Dalam kitab Sahihain telah disebutkan sebuah hadis yang diriwayatkan oleh Abu Hurairah, dari Rasulullah Shalallahu'alaihi Wasallam yang telah bersabda bahwa Sulaiman ibnu Daud 'alaihissalam pernah mengatakan, "Sungguh saya akan menggilir ketujuh puluh orang istriku malam ini." Menurut riwayat lain sembilan puluh orang istri, dan menurut riwayat yang lainnya lagi seratus orang istri. Dengan tujuan agar masing-masing istri akan melahirkan seorang anak lelaki yang kelak akan berperang di jalan Allah. Maka dikatakan kepada Sulaiman, yang menurut riwayat lain malaikat berkata kepadanya, "Katakanlah, 'Insya Alldh'," tetapi Sulaiman tidak menurutinya.

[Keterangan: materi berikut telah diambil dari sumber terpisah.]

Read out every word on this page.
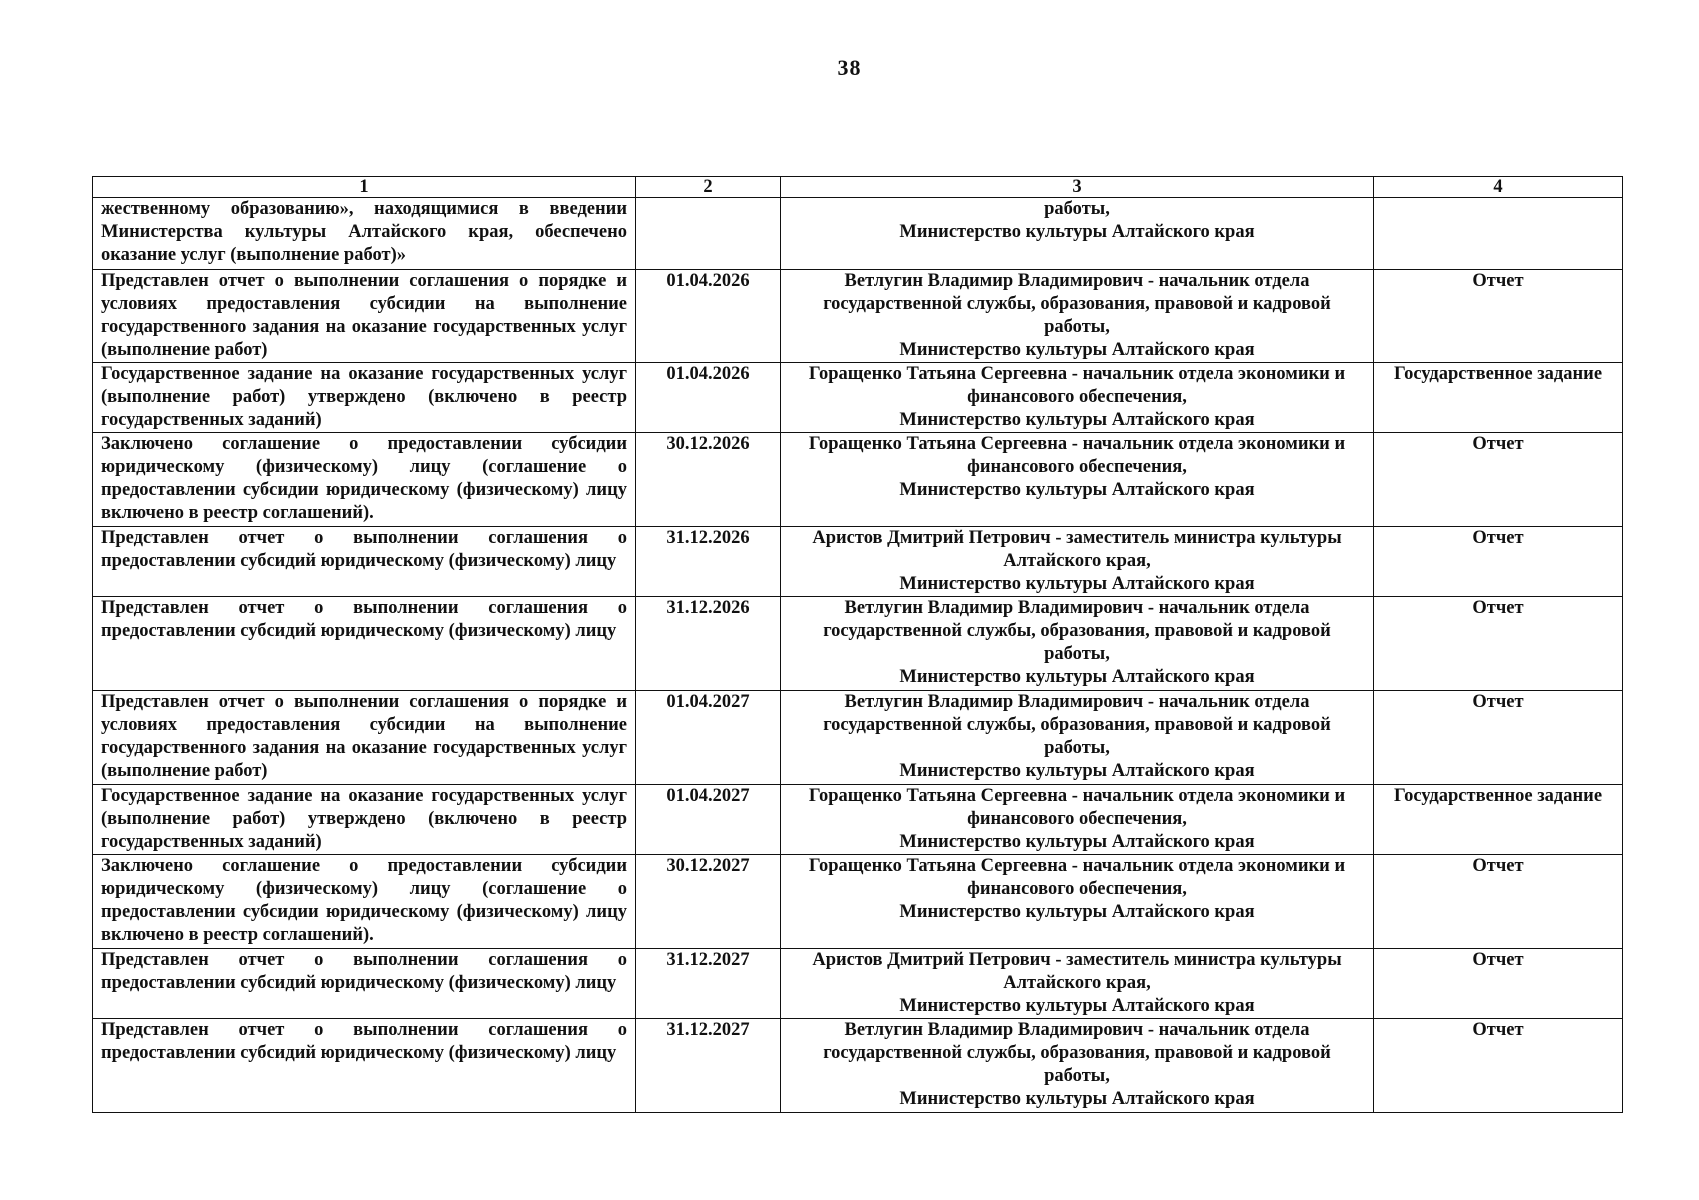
38
1	2	3	4
жественному образованию», находящимися в введении Министерства культуры Алтайского края, обеспечено оказание услуг (выполнение работ)»		работы,
Министерство культуры Алтайского края	

Представлен отчет о выполнении соглашения о порядке и условиях предоставления субсидии на выполнение государственного задания на оказание государственных услуг (выполнение работ)	01.04.2026	Ветлугин Владимир Владимирович - начальник отдела
государственной службы, образования, правовой и кадровой
работы,
Министерство культуры Алтайского края	Отчет
Государственное задание на оказание государственных услуг (выполнение работ) утверждено (включено в реестр государственных заданий)	01.04.2026	Горащенко Татьяна Сергеевна - начальник отдела экономики и
финансового обеспечения,
Министерство культуры Алтайского края	Государственное задание
Заключено соглашение о предоставлении субсидии юридическому (физическому) лицу (соглашение о предоставлении субсидии юридическому (физическому) лицу включено в реестр соглашений).	30.12.2026	Горащенко Татьяна Сергеевна - начальник отдела экономики и
финансового обеспечения,
Министерство культуры Алтайского края	Отчет
Представлен отчет о выполнении соглашения о предоставлении субсидий юридическому (физическому) лицу	31.12.2026	Аристов Дмитрий Петрович - заместитель министра культуры
Алтайского края,
Министерство культуры Алтайского края	Отчет
Представлен отчет о выполнении соглашения о предоставлении субсидий юридическому (физическому) лицу	31.12.2026	Ветлугин Владимир Владимирович - начальник отдела
государственной службы, образования, правовой и кадровой
работы,
Министерство культуры Алтайского края	Отчет
Представлен отчет о выполнении соглашения о порядке и условиях предоставления субсидии на выполнение государственного задания на оказание государственных услуг (выполнение работ)	01.04.2027	Ветлугин Владимир Владимирович - начальник отдела
государственной службы, образования, правовой и кадровой
работы,
Министерство культуры Алтайского края	Отчет
Государственное задание на оказание государственных услуг (выполнение работ) утверждено (включено в реестр государственных заданий)	01.04.2027	Горащенко Татьяна Сергеевна - начальник отдела экономики и
финансового обеспечения,
Министерство культуры Алтайского края	Государственное задание
Заключено соглашение о предоставлении субсидии юридическому (физическому) лицу (соглашение о предоставлении субсидии юридическому (физическому) лицу включено в реестр соглашений).	30.12.2027	Горащенко Татьяна Сергеевна - начальник отдела экономики и
финансового обеспечения,
Министерство культуры Алтайского края	Отчет
Представлен отчет о выполнении соглашения о предоставлении субсидий юридическому (физическому) лицу	31.12.2027	Аристов Дмитрий Петрович - заместитель министра культуры
Алтайского края,
Министерство культуры Алтайского края	Отчет
Представлен отчет о выполнении соглашения о предоставлении субсидий юридическому (физическому) лицу	31.12.2027	Ветлугин Владимир Владимирович - начальник отдела
государственной службы, образования, правовой и кадровой
работы,
Министерство культуры Алтайского края	Отчет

Sulaiman menggilir mereka dan ternyata tiada yang mengandung dari mereka kecuali hanya seorang istri yang melahirkan setengah manusia. Setelah menceritakan kisah itu Rasulullah Shallallahu'alaihi Wasallam bersabda:
"وَالَّذِي نَفْسِي بِيَدِهِ، لَوْ قَالَ: "إِنْ شَاءَ اللَّهُ" لَمْ يَحْنَثْ، وَكَانَ دَرْكًا لِحَاجَتِهِ"، وَفِي رِوَايَةٍ: "وَلَقَاتَلُوا فِي سَبِيلِ اللَّهِ فُرْسَانًا أَجْمَعُونَ
Demi Tuhan yang jiwaku berada di dalam genggaman-Nya, seandainya dia mengucapkan, "Insya Allah" (jika Allah menghendaki), dia tidak akan melanggar sumpahnya dan akan meraih apa yang diinginkannya. Dan dalam riwayat yang lain disebutkan: Dan sungguh mereka (anak-anaknya) akan berperang di jalan Allah semuanya dengan mengendarai kuda.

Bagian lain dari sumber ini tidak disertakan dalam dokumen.